Deux hommes aiment la même femme. Miên peut se souvenir qu'un jour elle aima Bôn. Hoan est si solide que sa bonté peut sauver le monde. Le moteur de Terre des oublis (le livre se referme sur l'explication du titre), la force de Duong Thu Huong, c'est l'intelligence de l'amour.

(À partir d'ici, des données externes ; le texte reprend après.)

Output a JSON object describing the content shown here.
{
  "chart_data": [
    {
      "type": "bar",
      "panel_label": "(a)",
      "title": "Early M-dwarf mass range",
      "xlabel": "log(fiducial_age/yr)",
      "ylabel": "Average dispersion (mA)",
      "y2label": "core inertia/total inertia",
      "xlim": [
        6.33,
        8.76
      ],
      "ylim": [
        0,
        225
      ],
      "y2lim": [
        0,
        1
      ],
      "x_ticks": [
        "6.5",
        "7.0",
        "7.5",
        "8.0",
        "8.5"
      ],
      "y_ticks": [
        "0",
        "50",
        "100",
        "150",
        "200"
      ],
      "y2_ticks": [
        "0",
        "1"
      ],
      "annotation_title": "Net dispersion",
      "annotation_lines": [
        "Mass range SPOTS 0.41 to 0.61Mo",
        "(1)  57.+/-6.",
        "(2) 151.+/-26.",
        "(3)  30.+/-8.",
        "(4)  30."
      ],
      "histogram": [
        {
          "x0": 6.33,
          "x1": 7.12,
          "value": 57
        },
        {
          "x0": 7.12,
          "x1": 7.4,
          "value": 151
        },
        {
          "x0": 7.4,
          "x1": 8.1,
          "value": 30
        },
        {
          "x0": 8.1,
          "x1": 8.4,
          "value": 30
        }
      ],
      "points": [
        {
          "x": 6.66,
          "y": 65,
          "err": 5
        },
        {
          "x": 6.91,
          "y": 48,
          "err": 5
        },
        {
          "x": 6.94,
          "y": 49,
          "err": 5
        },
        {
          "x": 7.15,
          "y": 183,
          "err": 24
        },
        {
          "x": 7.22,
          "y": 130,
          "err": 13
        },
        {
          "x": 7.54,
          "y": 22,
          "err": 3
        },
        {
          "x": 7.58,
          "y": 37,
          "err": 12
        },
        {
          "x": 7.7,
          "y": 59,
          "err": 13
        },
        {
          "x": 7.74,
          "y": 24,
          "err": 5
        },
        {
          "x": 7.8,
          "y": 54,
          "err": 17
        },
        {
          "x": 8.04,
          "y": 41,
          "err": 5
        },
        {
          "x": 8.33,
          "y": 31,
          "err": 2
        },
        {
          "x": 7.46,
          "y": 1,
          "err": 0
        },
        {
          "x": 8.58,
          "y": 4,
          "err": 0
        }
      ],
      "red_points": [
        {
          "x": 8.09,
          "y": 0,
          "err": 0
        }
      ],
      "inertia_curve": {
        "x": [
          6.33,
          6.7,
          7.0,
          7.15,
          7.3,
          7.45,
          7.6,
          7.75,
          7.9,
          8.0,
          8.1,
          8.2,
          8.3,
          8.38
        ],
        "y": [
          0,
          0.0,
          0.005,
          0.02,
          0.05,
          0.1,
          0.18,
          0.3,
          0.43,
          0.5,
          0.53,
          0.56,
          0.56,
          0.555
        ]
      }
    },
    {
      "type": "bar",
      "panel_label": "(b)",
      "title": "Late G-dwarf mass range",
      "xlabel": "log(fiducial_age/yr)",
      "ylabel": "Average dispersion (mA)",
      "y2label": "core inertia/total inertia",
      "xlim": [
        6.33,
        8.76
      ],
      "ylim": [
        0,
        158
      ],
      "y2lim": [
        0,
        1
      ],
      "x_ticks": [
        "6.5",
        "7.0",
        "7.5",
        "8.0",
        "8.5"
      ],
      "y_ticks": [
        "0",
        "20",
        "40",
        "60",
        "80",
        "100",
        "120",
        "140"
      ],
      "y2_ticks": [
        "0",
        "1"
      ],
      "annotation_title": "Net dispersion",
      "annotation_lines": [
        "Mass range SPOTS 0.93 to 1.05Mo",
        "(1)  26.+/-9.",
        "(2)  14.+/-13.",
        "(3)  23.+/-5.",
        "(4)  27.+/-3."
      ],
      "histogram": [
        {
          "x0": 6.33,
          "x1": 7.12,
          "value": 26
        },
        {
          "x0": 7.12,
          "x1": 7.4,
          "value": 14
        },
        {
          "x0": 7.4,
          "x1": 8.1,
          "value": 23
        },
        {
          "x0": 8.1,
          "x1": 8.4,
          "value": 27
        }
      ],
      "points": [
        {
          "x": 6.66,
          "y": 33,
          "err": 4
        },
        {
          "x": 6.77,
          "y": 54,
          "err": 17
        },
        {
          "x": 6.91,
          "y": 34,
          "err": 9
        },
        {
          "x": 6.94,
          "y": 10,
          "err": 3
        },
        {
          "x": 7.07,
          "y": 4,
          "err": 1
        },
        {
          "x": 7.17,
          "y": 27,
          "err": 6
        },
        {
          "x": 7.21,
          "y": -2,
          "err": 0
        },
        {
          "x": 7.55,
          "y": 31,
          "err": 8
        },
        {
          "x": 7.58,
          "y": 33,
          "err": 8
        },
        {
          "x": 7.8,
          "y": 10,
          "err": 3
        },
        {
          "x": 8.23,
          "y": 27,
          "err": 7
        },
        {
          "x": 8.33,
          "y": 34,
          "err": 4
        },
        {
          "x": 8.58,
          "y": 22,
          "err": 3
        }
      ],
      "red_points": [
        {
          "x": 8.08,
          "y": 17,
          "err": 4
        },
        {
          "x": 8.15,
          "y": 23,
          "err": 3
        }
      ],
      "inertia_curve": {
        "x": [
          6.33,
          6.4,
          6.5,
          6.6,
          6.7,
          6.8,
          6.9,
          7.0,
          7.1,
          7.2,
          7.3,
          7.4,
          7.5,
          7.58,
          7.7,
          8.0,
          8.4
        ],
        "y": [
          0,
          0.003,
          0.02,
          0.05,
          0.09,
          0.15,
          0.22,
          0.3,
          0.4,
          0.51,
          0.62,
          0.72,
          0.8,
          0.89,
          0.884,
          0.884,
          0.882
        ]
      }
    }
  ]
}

Par Claire Devarrieux - Libération - 9 Fevrier 2006

Duong Thu Huong Terre des oublis Traduit du vietnamien par Phan Huy Duong. Sabine Wespieser éditeur, 794 pp., 29 €.


Ligne de vie

En France, les romans de Duong Thu Huong ne sont pas tout à fait arrivés dans l'ordre. Histoire d'amour racontée avant l'aube, longue nouvelle écrite dans les années 80, paraît aux éditions de l'Aube en 1991. La même année, les Editions Des femmes publient les Paradis aveugles avec une préface de Michèle Manceaux. Ce roman date de 1989, il montre les aberrations de la réforme agraire qui fait passer «la ligne de classe» avant les liens familiaux. Peut-on rester fidèle aux serments de sa jeunesse ? Auparavant, Duong Thu Huong a fait un tabac dans son pays avec cette question que pose Au-delà des illusions (1988), traduit chez Picquier en 1996. Puis viennent, au Vietnam, les romans interdits par le régime communiste, et le temps de la dissidence. Roman sans titre (1991, traduit aux Editions Des femmes en 1992) montre la guerre en des termes inédits là-bas : comme «un cauchemar sanglant». Myosotis (1997, traduit chez Picquier en 1998), conte la descente aux enfers d'un artiste. Terre des oublis, traduit par Phan Huy Duong comme tous les romans, date de 2000.